Work Zone Safety week

The Ohio Department of Transportation kicked off Work Zone Safety Week Monday morning because getting home safely is everyone’s responsibility.

The Ohio Department of Transportation kicked off Work Zone Safety Week Monday because orange cones sprout every spring as trees bud and flowers bloom.

ODOT said that despite lower traffic volumes in 2020 due to the pandemic, there were 4,540 crashes in Ohio work zones. Eighteen of those crashes were deadly, resulting in 19 fatalities. Following another vehicle too closely is by far the top factor in work zone crashes.

“Driving requires all of your attention, but work zones require even more,” said Ohio Department of Transportation Director Jack Marchbanks. “Things can change quickly and if you’re not paying attention the risk of a crash skyrockets.”
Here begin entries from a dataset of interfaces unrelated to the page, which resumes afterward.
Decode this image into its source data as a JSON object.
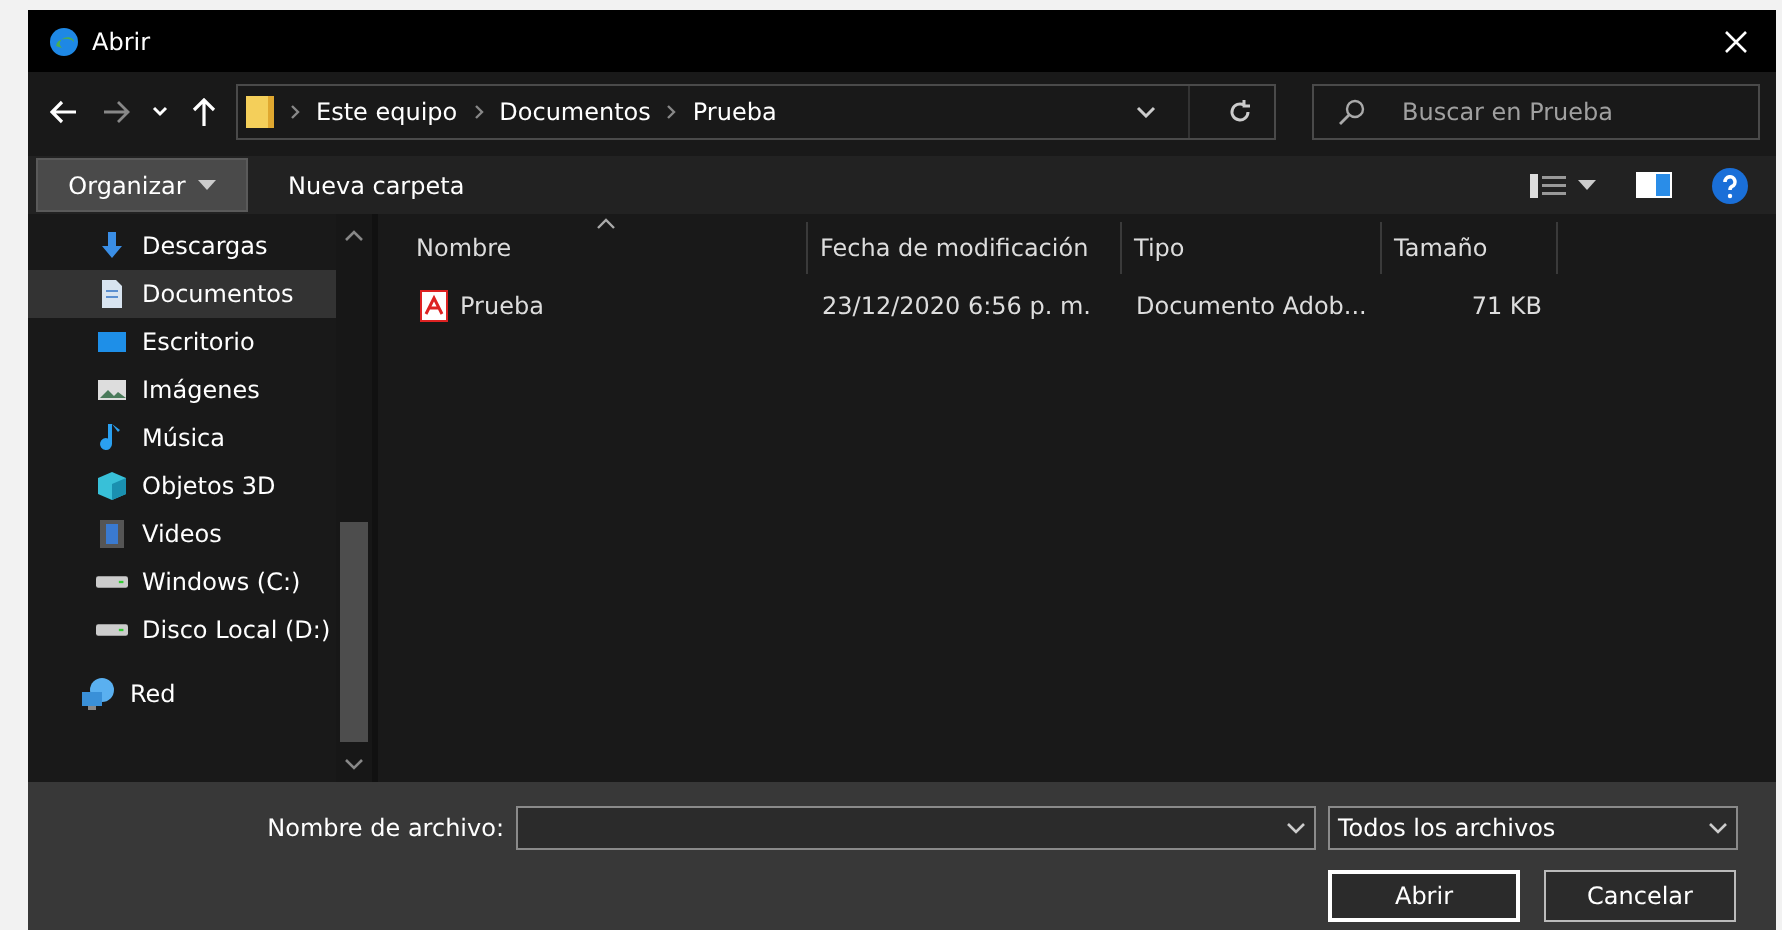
{
  "window": {
    "title": "Abrir"
  },
  "address_bar": {
    "path": [
      "Este equipo",
      "Documentos",
      "Prueba"
    ]
  },
  "search": {
    "placeholder": "Buscar en Prueba"
  },
  "toolbar": {
    "organize": "Organizar",
    "new_folder": "Nueva carpeta"
  },
  "sidebar": {
    "items": [
      {
        "label": "Descargas",
        "kind": "downloads",
        "selected": false
      },
      {
        "label": "Documentos",
        "kind": "documents",
        "selected": true
      },
      {
        "label": "Escritorio",
        "kind": "desktop",
        "selected": false
      },
      {
        "label": "Imágenes",
        "kind": "pictures",
        "selected": false
      },
      {
        "label": "Música",
        "kind": "music",
        "selected": false
      },
      {
        "label": "Objetos 3D",
        "kind": "objects",
        "selected": false
      },
      {
        "label": "Videos",
        "kind": "videos",
        "selected": false
      },
      {
        "label": "Windows (C:)",
        "kind": "drive",
        "selected": false
      },
      {
        "label": "Disco Local (D:)",
        "kind": "drive",
        "selected": false
      }
    ],
    "network": {
      "label": "Red",
      "selected": false
    }
  },
  "table": {
    "columns": [
      "Nombre",
      "Fecha de modificación",
      "Tipo",
      "Tamaño"
    ],
    "rows": [
      {
        "name": "Prueba",
        "modified": "23/12/2020 6:56 p. m.",
        "type": "Documento Adob...",
        "size": "71 KB",
        "selected": false
      }
    ]
  },
  "footer": {
    "filename_label": "Nombre de archivo:",
    "filter": "Todos los archivos",
    "open": "Abrir",
    "cancel": "Cancelar"
  }
}
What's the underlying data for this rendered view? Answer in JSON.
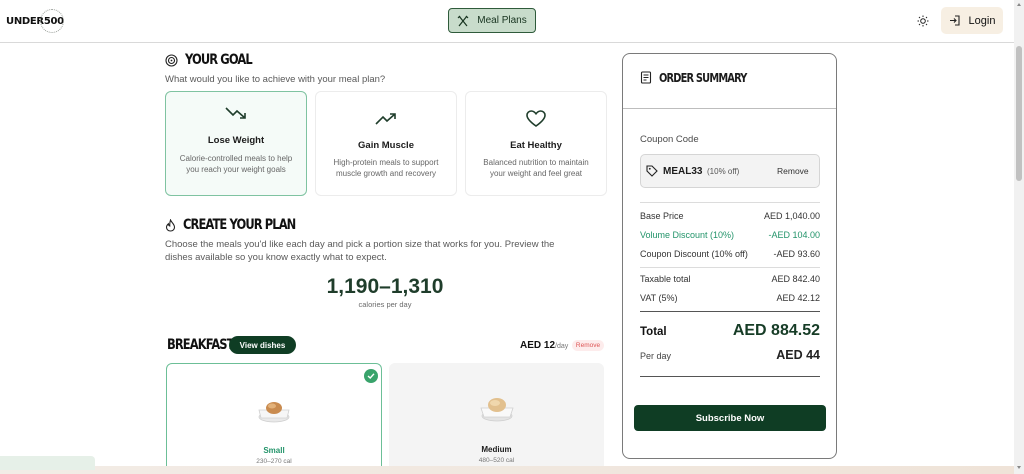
{
  "header": {
    "logo": "UNDER500",
    "nav_active": "Meal Plans",
    "login": "Login"
  },
  "goal": {
    "title": "YOUR GOAL",
    "subtitle": "What would you like to achieve with your meal plan?",
    "options": [
      {
        "title": "Lose Weight",
        "desc": "Calorie-controlled meals to help you reach your weight goals",
        "icon": "trending-down-icon",
        "selected": true
      },
      {
        "title": "Gain Muscle",
        "desc": "High-protein meals to support muscle growth and recovery",
        "icon": "trending-up-icon",
        "selected": false
      },
      {
        "title": "Eat Healthy",
        "desc": "Balanced nutrition to maintain your weight and feel great",
        "icon": "heart-icon",
        "selected": false
      }
    ]
  },
  "plan": {
    "title": "CREATE YOUR PLAN",
    "subtitle_line1": "Choose the meals you'd like each day and pick a portion size that works for you. Preview the",
    "subtitle_line2": "dishes available so you know exactly what to expect.",
    "calories": "1,190–1,310",
    "calories_label": "calories per day"
  },
  "breakfast": {
    "title": "BREAKFAST",
    "view_dishes": "View dishes",
    "price": "AED 12",
    "per_day": "/day",
    "remove": "Remove",
    "portions": [
      {
        "name": "Small",
        "cal": "230–270 cal",
        "selected": true
      },
      {
        "name": "Medium",
        "cal": "480–520 cal",
        "selected": false
      }
    ]
  },
  "summary": {
    "title": "ORDER SUMMARY",
    "coupon_label": "Coupon Code",
    "coupon_code": "MEAL33",
    "coupon_off": "(10% off)",
    "coupon_remove": "Remove",
    "base_price_label": "Base Price",
    "base_price": "AED 1,040.00",
    "volume_label": "Volume Discount (10%)",
    "volume_value": "-AED 104.00",
    "coupon_disc_label": "Coupon Discount (10% off)",
    "coupon_disc_value": "-AED 93.60",
    "taxable_label": "Taxable total",
    "taxable_value": "AED 842.40",
    "vat_label": "VAT (5%)",
    "vat_value": "AED 42.12",
    "total_label": "Total",
    "total_value": "AED 884.52",
    "perday_label": "Per day",
    "perday_value": "AED 44",
    "subscribe": "Subscribe Now"
  },
  "colors": {
    "brand_dark": "#0f3d24",
    "accent_green": "#23946a",
    "selected_border": "#7fc3a1"
  }
}
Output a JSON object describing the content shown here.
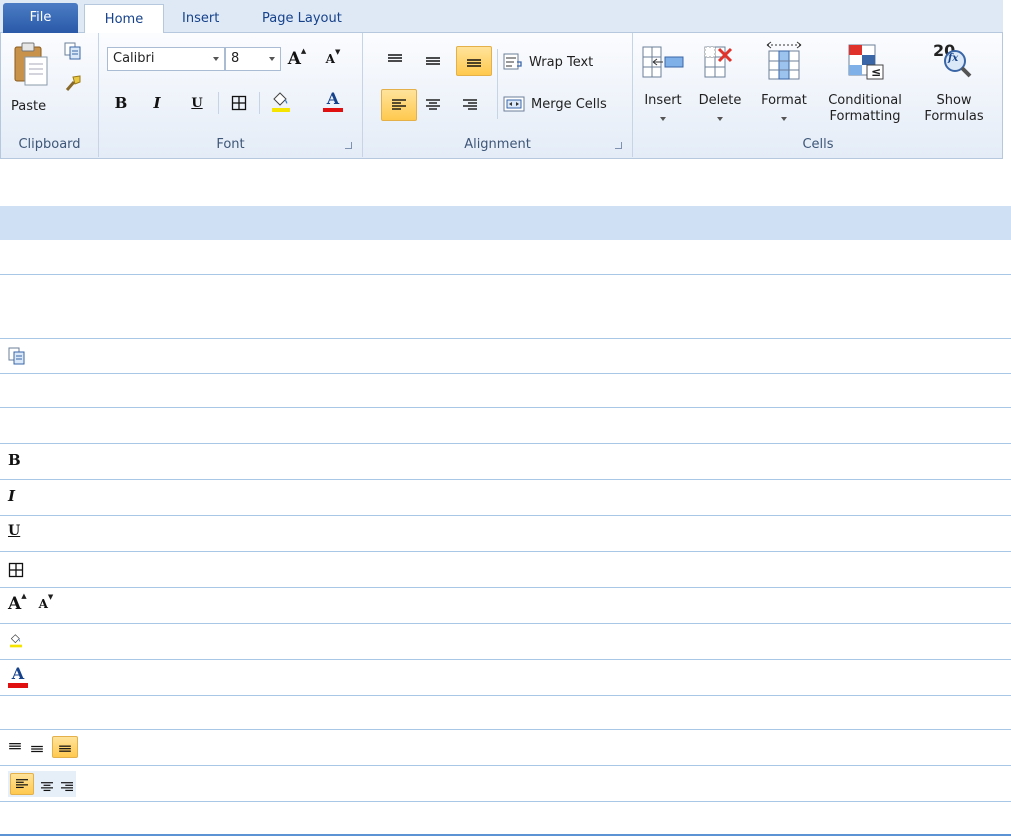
{
  "tabs": {
    "file": "File",
    "home": "Home",
    "insert": "Insert",
    "page_layout": "Page Layout"
  },
  "clipboard": {
    "paste": "Paste",
    "group_label": "Clipboard"
  },
  "font": {
    "family": "Calibri",
    "size": "8",
    "group_label": "Font"
  },
  "alignment": {
    "wrap_text": "Wrap Text",
    "merge_cells": "Merge Cells",
    "group_label": "Alignment"
  },
  "cells": {
    "insert": "Insert",
    "delete": "Delete",
    "format": "Format",
    "conditional_line1": "Conditional",
    "conditional_line2": "Formatting",
    "show_line1": "Show",
    "show_line2": "Formulas",
    "group_label": "Cells"
  },
  "colors": {
    "accent": "#2a5aa8",
    "ribbon_bg": "#e4ecf7",
    "active_button": "#ffc94e",
    "row_line": "#a8c6e6",
    "header_bg": "#cfe0f5",
    "font_color_bar": "#e01010",
    "highlight_bar": "#f5e400"
  },
  "list_rows": [
    {
      "icon": ""
    },
    {
      "icon": ""
    },
    {
      "icon": "copy-icon"
    },
    {
      "icon": ""
    },
    {
      "icon": ""
    },
    {
      "icon": "bold-icon"
    },
    {
      "icon": "italic-icon"
    },
    {
      "icon": "underline-icon"
    },
    {
      "icon": "borders-icon"
    },
    {
      "icon": "font-size-icons"
    },
    {
      "icon": "fill-color-icon"
    },
    {
      "icon": "font-color-icon"
    },
    {
      "icon": ""
    },
    {
      "icon": "vertical-align-icons"
    },
    {
      "icon": "horizontal-align-icons"
    }
  ],
  "glyphs": {
    "bold": "B",
    "italic": "I",
    "underline": "U",
    "grow": "A",
    "shrink": "A",
    "font_color": "A",
    "show_formulas_num": "20",
    "show_formulas_fx": "fx",
    "cond_sign": "≤"
  }
}
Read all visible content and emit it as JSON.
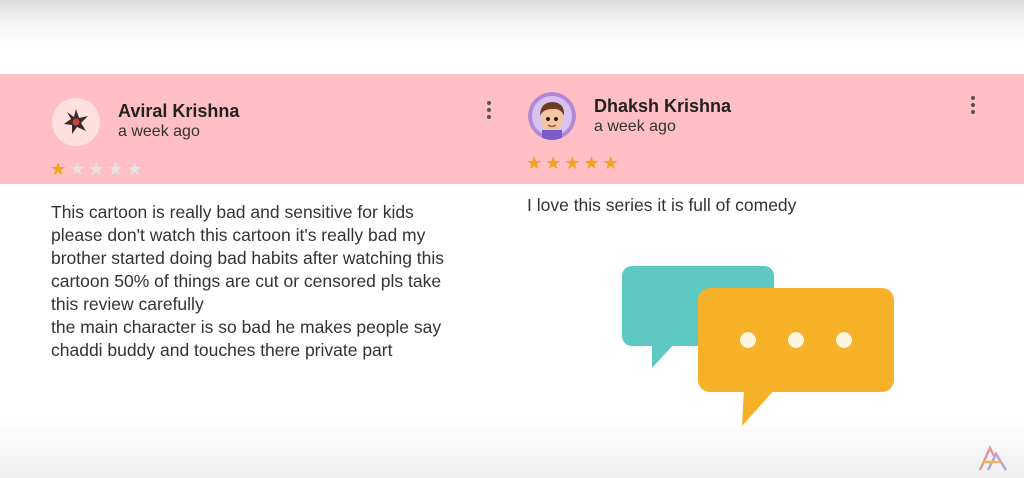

On June 9, 2020, there was a four-car pileup with serious injuries in a work zone on Ohio 49 at County Road D.50, north of Edgerton, when one driver failed to observe a flagger and stop for traffic. The same thing happened at the same location three days later for the same reason, but no injuries were reported.

The Patrol’s Defiance Post documented 60 work zone-related accidents in Williams County over the past five years, resulting 17 injuries.

By comparison, during the same time period, there were only 27 work zone-related accidents in Henry County with five minor injuries. Defiance County saw 23 work zone-related accidents with one fatality in 2017 but only three minor injuries reported since then.

In Fulton County, 113 work zone-related accidents were reported with four serious injuries and 13 minor.

“Each spring, hundreds of experienced contractors and their dedicated workers begin the arduous and hazardous task of building, rehabbing and maintaining Ohio’s highways, roads and bridges. It is a job that requires years of professional training, meticulous planning and attention to detail. In return, we ask only that the traveling public slow down in our work zones, pay attention to signs and directions and don’t text and drive,” said Mark Potnick, director of labor relations and safety affairs for the Ohio Contractors Association.

The Ohio State Highway Patrol also issued 7,378 citations for speeding through work zones statewide last year and 49% of those were for speed in excess of 20 mph over the posted limit.